Però, chiarite le premesse e l’alta considerazione che ho per la scuola pubblica e i professionisti che vi operano, io non sono contraria  alla scuola APERTA tutto l’anno, anche d’estate.

La ragione è semplice.
La scuola, io non la vedo, né l’ho mai vista quando ho operato in essa, come un insieme di uffici, di personale; è arte, politica, cultura, è compagnia, è lavoro, è gioia, è futuro.               
La scuola dovrebbe essere la meta dell’agenda di ogni Governo, di ogni Regione, di ogni Comune. 

E qui sta il punto
La scuola deve condividere i suoi spazi e diventare veramente bene comune tenendo aperte le aule anche oltre il calendario e l’orario  scolastico  

   Nel caso specifico dei ragazzi, vedo la  scuola  un luogo laico  dove le famiglie che ne hanno necessità trovino i servizi estivi ideati dai comuni (meglio se in accordo con le esigenze formative delle scuole), con personale specializzato esterno, rivolti alle diverse fasce d'età, dove si promuovano esperienze educative e di socializzazione all'interno di contesti stimolanti, creativi e rilassanti; servizi di supporto alle famiglie, che rispondono a precisi requisiti e standard qualitativi, per chi resta in città (per favore non demonizziamo le esigenze sacrosante delle famiglie) .     
   Naturalmente, tutti i progetti educativi dovranno mirare a soddisfare il bisogno primario dei minori di divertirsi, muoversi, conoscere nuovi amici, inventare, costruire, partecipare attivamente e da protagonisti alle diverse attività proposte,  con un'attenzione particolare rivolta al rispetto reciproco e alla natura.

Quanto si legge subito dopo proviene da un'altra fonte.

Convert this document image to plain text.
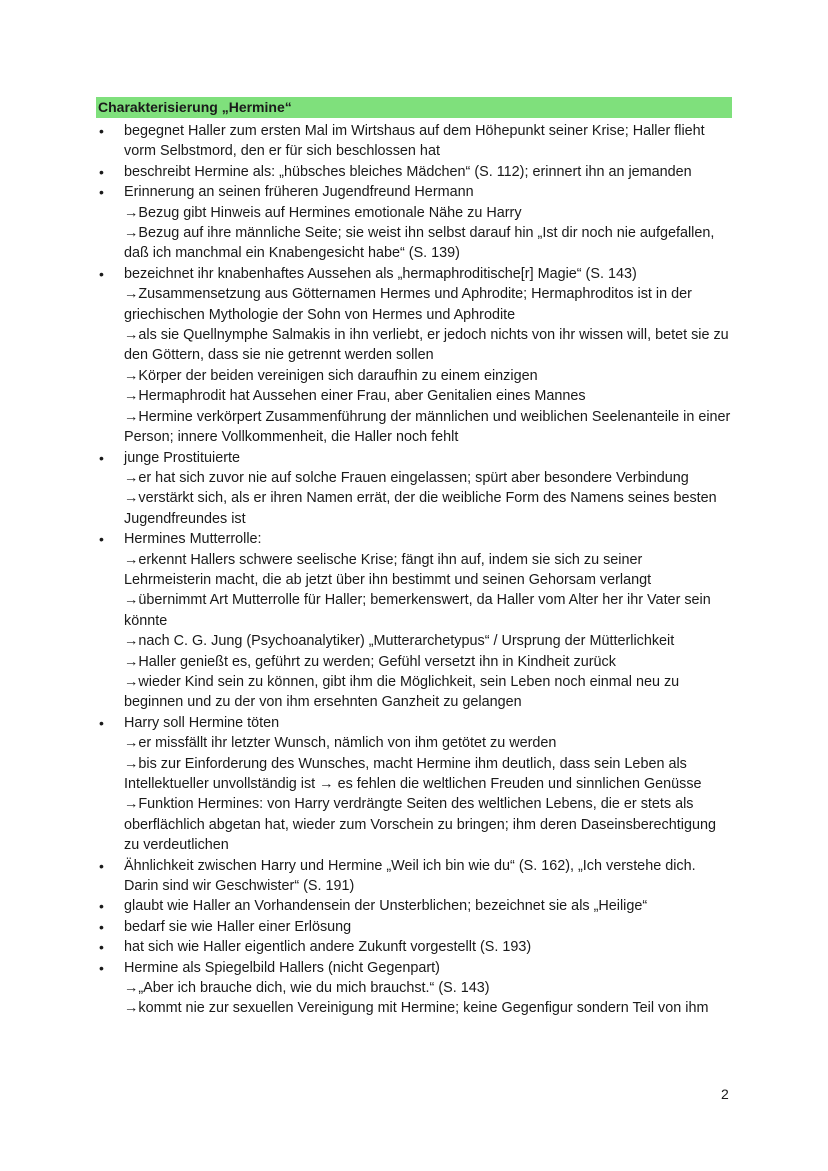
Charakterisierung „Hermine“
• begegnet Haller zum ersten Mal im Wirtshaus auf dem Höhepunkt seiner Krise; Haller flieht vorm Selbstmord, den er für sich beschlossen hat
• beschreibt Hermine als: „hübsches bleiches Mädchen“ (S. 112); erinnert ihn an jemanden
• Erinnerung an seinen früheren Jugendfreund Hermann
→ Bezug gibt Hinweis auf Hermines emotionale Nähe zu Harry
→ Bezug auf ihre männliche Seite; sie weist ihn selbst darauf hin „Ist dir noch nie aufgefallen, daß ich manchmal ein Knabengesicht habe“ (S. 139)
• bezeichnet ihr knabenhaftes Aussehen als „hermaphroditische[r] Magie“ (S. 143)
→ Zusammensetzung aus Götternamen Hermes und Aphrodite; Hermaphroditos ist in der griechischen Mythologie der Sohn von Hermes und Aphrodite
→ als sie Quellnymphe Salmakis in ihn verliebt, er jedoch nichts von ihr wissen will, betet sie zu den Göttern, dass sie nie getrennt werden sollen
→ Körper der beiden vereinigen sich daraufhin zu einem einzigen
→ Hermaphrodit hat Aussehen einer Frau, aber Genitalien eines Mannes
→ Hermine verkörpert Zusammenführung der männlichen und weiblichen Seelenanteile in einer Person; innere Vollkommenheit, die Haller noch fehlt
• junge Prostituierte
→ er hat sich zuvor nie auf solche Frauen eingelassen; spürt aber besondere Verbindung
→ verstärkt sich, als er ihren Namen errät, der die weibliche Form des Namens seines besten Jugendfreundes ist
• Hermines Mutterrolle:
→ erkennt Hallers schwere seelische Krise; fängt ihn auf, indem sie sich zu seiner Lehrmeisterin macht, die ab jetzt über ihn bestimmt und seinen Gehorsam verlangt
→ übernimmt Art Mutterrolle für Haller; bemerkenswert, da Haller vom Alter her ihr Vater sein könnte
→ nach C. G. Jung (Psychoanalytiker) „Mutterarchetypus“ / Ursprung der Mütterlichkeit
→ Haller genießt es, geführt zu werden; Gefühl versetzt ihn in Kindheit zurück
→ wieder Kind sein zu können, gibt ihm die Möglichkeit, sein Leben noch einmal neu zu beginnen und zu der von ihm ersehnten Ganzheit zu gelangen
• Harry soll Hermine töten
→ er missfällt ihr letzter Wunsch, nämlich von ihm getötet zu werden
→ bis zur Einforderung des Wunsches, macht Hermine ihm deutlich, dass sein Leben als Intellektueller unvollständig ist → es fehlen die weltlichen Freuden und sinnlichen Genüsse
→ Funktion Hermines: von Harry verdrängte Seiten des weltlichen Lebens, die er stets als oberflächlich abgetan hat, wieder zum Vorschein zu bringen; ihm deren Daseinsberechtigung zu verdeutlichen
• Ähnlichkeit zwischen Harry und Hermine „Weil ich bin wie du“ (S. 162), „Ich verstehe dich. Darin sind wir Geschwister“ (S. 191)
• glaubt wie Haller an Vorhandensein der Unsterblichen; bezeichnet sie als „Heilige“
• bedarf sie wie Haller einer Erlösung
• hat sich wie Haller eigentlich andere Zukunft vorgestellt (S. 193)
• Hermine als Spiegelbild Hallers (nicht Gegenpart)
→ „Aber ich brauche dich, wie du mich brauchst.“ (S. 143)
→ kommt nie zur sexuellen Vereinigung mit Hermine; keine Gegenfigur sondern Teil von ihm
2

Basterà essere chiari sul tipo di servizio (centro estivo)  e su come verrà svolto. 
 Le opportunità per bambine e bambini si potranno basare su un sistema integrato di iniziative estive, alcune curate direttamente dall'Istituzione nelle proprie sedi e con proprio personale (senza essere però obbligata a farlo), altre o in toto organizzate dal Comune con personale ad hoc, rispetto ai quali l'Istituzione eserciti un ruolo di governo dell’offerta complessiva, favorendo le condizioni di accessibilità e di pari opportunità dell'utenza.

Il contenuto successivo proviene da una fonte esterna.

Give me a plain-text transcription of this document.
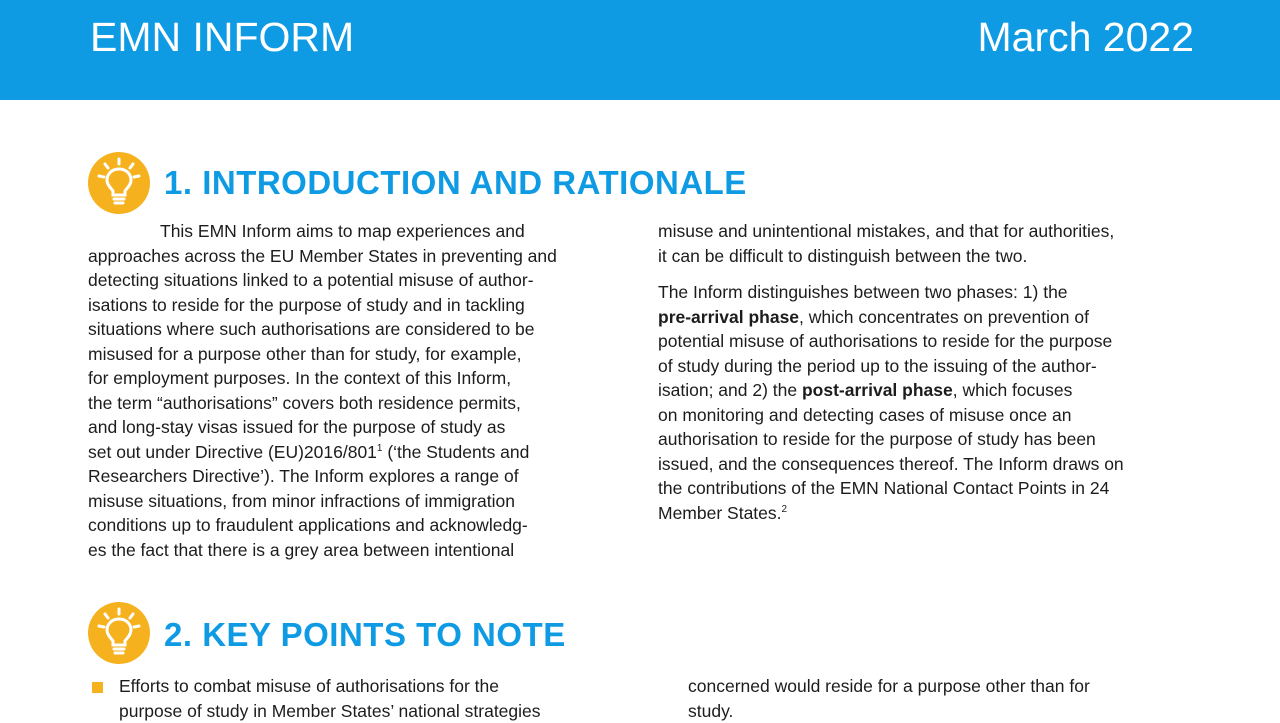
EMN INFORM	March 2022
1. INTRODUCTION AND RATIONALE
This EMN Inform aims to map experiences and
approaches across the EU Member States in preventing and
detecting situations linked to a potential misuse of author-
isations to reside for the purpose of study and in tackling
situations where such authorisations are considered to be
misused for a purpose other than for study, for example,
for employment purposes. In the context of this Inform,
the term “authorisations” covers both residence permits,
and long-stay visas issued for the purpose of study as
set out under Directive $(EU)2016/801^1$ (‘the Students and
Researchers Directive’). The Inform explores a range of
misuse situations, from minor infractions of immigration
conditions up to fraudulent applications and acknowledg-
es the fact that there is a grey area between intentional
misuse and unintentional mistakes, and that for authorities,
it can be difficult to distinguish between the two.
The Inform distinguishes between two phases: 1) the
pre-arrival phase, which concentrates on prevention of
potential misuse of authorisations to reside for the purpose
of study during the period up to the issuing of the author-
isation; and 2) the post-arrival phase, which focuses
on monitoring and detecting cases of misuse once an
authorisation to reside for the purpose of study has been
issued, and the consequences thereof. The Inform draws on
the contributions of the EMN National Contact Points in 24
Member States.$^2$
2. KEY POINTS TO NOTE
Efforts to combat misuse of authorisations for the
purpose of study in Member States’ national strategies
concerned would reside for a purpose other than for
study.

Il vero problema è però  il centro estivo generalizzato, modulato e flessibile, con delle linee guida chiare che stabiliscano le regole su chi e come occuparsi degli studenti, della cui istituzione e dei corrispondenti oneri dovrebbero  farsi carico lo Stato e gli Enti Locali.                                             Ma alla  fin fine, basterebbe che lo Stato finanziasse i comuni con un apposito capitolo, lasciando ad ogni comunità decidere di quali centri estivi abbia bisogno, in che fasce orarie e in che ambienti svolgerli… anche in  una scuola, quando necessario

Che ve ne pare?

Donata Albiero



sabato 15 luglio 2017

LA PERDITA DI LEGAMI PUO’ CONDURRE ALLA VIOLENZA


Signore signori, vi presento la Generazione Hashtag, il mondo degli adolescenti che comunicano con un #, che vivono sui social e che parlano attraverso le chat di messaggistica istantanea.

E’ la generazione che usa il telefono anche in maniera distorta: cyberbullismo, selfie pericolosi, social mode, grooming, sexting, sextortion, revenge porn…una piaga sociale che dilaga anche tra i più piccoli, una gogna mediatica da cui tante volte è veramente difficile uscirne.

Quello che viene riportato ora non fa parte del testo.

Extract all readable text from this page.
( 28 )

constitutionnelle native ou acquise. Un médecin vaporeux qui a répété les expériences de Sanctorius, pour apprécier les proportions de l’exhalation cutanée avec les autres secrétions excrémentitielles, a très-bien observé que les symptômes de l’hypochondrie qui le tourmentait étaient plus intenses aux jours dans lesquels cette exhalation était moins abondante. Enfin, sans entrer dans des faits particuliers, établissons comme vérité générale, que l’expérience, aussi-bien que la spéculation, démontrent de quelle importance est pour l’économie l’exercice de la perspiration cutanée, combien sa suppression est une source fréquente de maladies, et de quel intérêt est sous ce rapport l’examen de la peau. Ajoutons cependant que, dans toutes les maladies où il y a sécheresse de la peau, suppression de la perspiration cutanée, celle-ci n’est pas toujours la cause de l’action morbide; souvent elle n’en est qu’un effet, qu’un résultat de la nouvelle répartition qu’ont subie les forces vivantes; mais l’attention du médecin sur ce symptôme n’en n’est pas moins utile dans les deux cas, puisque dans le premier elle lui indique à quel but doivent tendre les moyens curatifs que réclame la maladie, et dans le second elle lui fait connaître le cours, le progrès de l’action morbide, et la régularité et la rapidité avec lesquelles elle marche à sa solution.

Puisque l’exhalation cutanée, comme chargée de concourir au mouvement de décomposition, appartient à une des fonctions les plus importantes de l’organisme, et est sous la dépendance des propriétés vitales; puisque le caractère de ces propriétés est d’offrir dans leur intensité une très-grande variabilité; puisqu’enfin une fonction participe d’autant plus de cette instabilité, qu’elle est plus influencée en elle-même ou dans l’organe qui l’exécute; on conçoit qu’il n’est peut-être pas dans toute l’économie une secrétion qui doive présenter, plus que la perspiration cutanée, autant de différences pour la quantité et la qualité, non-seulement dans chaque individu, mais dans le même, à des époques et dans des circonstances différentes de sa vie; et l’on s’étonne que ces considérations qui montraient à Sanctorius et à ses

  “Comportamenti tecno-mediati che stanno diventando una piaga sociale          
come il cyberbullismo, messo in atto da circa 2 adolescenti per classe, il sexting da quasi 1 ragazzo su 10, la vendetta pornografica che ha portato anche in alcuni casi al suicidio e le social mode che favoriscono l’abuso di alcol e i disturbi alimentari, a cui partecipano oltre il 20% dei ragazzi. Selfie a rischio per 2 adolescenti su 10 che spesso perdono la vita pur di non staccare gli occhi dal cellulare, come testimoniano gli innumerevoli casi di cronaca e nuove patologie come la nomofobia (paura di rimanere senza cellulare) o la FOMO (paura di essere tagliati fuori)”.

Una legge, quale quella   approvata a maggio 2017,  la legge contro il  cyberbullismo, servirà per davvero a fermare tale fenomeno dilagante?  

Ai posteri l’ardua sentenza.
Io insisto su alcune considerazioni che ho sviluppato in precedenti post da cui ritengo che si debba partire per affrontare prevenendo il problema del bullismo e del cyberbullismo:

 



Non parliamo (ascoltiamo) più i giovani, neppure i nostri figli. Perché anche noi ormai parliamo la sola lingua comprensibile alla mente della nostra società: il denaro, i consumi, la crescita economica.
E diventiamo sempre più egoisti, chiusi, violenti

E trascuriamo il linguaggio dei sentimenti e delle emozioni e della resilienza.



Ci illudiamo che basti educarli alla competizione per la vita e per il successo, incutendo così maggior paura, ansia e meno autostima.

Bisogna invece comunicare se …vogliamo salvare i nostri ragazzi.

Comunicare nel circuito virtuoso tra scuola, società, famiglia.
 Educando al senso del limite, anche alla fatica del vivere.

Ascoltare, poi, il proprio cuore, assecondando le proprie capacità e attitudini. Insomma, vivere non in funzione di… ma ascoltando le risorse dell’animo, costruendo un futuro di senso.